Le fuath (gaélique écossais : fuath, littéralement « haine » ; pluriel : fuathan ; prononciation approximative en anglais : vough, vaugh) désigne une catégorie d’esprits malveillants dans le folklore des Highlands écossais et dans le folklore irlandais, généralement associés à des esprits aquatiques.

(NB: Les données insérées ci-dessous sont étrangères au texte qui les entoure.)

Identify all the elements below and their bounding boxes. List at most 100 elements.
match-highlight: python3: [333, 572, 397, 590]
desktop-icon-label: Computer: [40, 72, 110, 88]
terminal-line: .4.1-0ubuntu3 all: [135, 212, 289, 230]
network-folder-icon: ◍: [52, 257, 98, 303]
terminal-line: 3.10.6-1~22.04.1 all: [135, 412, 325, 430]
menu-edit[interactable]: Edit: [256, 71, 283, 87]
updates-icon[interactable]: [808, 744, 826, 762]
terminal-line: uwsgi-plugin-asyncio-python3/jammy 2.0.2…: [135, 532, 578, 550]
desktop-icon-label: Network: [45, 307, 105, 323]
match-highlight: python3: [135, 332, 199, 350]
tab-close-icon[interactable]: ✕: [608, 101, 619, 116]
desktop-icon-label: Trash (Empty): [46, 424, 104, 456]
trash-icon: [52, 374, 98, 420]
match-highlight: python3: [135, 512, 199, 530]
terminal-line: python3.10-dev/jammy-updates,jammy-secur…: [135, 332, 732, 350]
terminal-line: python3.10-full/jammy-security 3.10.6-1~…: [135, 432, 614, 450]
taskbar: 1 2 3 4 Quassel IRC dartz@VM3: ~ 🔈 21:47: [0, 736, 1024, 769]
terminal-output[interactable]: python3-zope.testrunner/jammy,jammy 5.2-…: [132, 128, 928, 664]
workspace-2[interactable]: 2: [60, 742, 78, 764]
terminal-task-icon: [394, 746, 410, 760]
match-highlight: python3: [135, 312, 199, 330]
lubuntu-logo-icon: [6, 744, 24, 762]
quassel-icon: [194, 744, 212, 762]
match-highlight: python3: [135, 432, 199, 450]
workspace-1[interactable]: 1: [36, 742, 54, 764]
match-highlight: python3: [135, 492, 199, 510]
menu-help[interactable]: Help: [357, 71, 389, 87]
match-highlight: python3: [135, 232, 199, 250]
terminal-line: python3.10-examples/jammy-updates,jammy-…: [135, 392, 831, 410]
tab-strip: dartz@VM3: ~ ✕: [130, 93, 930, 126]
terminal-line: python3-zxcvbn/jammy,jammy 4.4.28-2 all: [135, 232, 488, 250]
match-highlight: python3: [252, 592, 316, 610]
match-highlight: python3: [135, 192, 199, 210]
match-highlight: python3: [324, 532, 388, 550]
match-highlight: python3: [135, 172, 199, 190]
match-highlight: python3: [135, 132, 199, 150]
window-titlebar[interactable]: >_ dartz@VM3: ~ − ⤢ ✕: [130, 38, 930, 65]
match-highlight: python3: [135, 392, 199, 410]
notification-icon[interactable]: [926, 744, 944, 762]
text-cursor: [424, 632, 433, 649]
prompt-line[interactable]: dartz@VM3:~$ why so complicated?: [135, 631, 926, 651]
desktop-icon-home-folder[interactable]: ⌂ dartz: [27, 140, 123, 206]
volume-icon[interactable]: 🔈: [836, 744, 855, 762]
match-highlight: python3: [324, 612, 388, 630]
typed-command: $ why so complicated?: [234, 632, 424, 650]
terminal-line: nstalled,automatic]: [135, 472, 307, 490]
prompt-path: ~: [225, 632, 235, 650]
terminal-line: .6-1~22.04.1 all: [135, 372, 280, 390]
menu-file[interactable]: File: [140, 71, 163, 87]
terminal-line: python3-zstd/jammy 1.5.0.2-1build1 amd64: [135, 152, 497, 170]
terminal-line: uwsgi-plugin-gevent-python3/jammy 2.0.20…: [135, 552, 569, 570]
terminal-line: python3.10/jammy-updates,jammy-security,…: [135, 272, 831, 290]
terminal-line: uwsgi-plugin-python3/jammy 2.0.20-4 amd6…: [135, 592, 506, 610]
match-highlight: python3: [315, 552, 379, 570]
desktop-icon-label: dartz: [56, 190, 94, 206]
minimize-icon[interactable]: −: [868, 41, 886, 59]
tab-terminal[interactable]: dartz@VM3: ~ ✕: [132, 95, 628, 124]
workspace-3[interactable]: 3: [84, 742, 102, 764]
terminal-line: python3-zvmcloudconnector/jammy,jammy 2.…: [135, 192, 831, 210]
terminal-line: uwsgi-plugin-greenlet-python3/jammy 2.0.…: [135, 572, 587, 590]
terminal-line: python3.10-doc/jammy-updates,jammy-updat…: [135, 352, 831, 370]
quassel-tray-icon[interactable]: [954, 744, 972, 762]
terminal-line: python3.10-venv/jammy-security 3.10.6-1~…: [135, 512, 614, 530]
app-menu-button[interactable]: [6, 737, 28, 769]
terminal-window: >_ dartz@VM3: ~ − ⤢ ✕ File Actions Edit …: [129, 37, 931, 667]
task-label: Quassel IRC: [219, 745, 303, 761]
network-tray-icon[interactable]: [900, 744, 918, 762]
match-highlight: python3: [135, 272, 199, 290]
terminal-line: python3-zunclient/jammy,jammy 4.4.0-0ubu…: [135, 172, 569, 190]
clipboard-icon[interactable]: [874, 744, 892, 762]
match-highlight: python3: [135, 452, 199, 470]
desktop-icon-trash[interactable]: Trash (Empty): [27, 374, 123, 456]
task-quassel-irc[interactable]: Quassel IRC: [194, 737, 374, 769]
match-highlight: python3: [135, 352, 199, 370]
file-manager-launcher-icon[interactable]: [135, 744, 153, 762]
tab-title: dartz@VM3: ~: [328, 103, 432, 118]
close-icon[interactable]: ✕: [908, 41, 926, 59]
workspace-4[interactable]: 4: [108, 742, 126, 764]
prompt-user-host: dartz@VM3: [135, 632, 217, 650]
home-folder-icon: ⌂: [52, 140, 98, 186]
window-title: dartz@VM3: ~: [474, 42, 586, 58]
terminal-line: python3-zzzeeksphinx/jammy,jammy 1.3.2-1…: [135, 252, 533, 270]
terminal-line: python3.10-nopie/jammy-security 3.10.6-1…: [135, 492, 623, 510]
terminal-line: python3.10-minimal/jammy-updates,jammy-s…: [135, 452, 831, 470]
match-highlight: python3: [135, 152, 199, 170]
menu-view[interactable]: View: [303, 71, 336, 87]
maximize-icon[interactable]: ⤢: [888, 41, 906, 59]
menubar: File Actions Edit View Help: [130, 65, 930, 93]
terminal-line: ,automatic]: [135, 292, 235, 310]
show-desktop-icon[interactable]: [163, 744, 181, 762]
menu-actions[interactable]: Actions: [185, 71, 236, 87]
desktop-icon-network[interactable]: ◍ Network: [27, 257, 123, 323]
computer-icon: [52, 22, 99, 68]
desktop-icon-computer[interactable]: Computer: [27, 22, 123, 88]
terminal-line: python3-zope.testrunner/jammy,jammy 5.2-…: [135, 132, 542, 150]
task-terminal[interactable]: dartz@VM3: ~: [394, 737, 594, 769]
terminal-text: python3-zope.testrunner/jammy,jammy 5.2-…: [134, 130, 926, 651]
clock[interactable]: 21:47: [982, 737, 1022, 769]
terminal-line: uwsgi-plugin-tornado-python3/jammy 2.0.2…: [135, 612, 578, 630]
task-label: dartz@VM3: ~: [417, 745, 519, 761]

Dans le Sutherland, un lieu nommé Moulin na Vaugha ou Moulin na Fouadh moulin du fuath ») est réputé hanté par un fuath et son fils, le brollachan, une créature amorphe. Ce moulin se situe le long d’un ruisseau relié au Loch Migdale et appartient au domaine de la famille Dempster (lié au château de Skibo).

Une apparition de fuath dans ce moulin est décrite comme une banshee dépourvue de nez, aux cheveux jaunes, vêtue d’une robe de soie verte[note 1]. Dans un récit de capture, la créature est soumise par l’usage d’objets en acier (notamment une alêne et, plus efficacement, une aiguille à coudre), avant de se transformer en une masse gélatineuse lorsque de la lumière est projetée sur elle. Une autre rencontre, sur une ferme du domaine, décrit un fuath doté de pieds palmés.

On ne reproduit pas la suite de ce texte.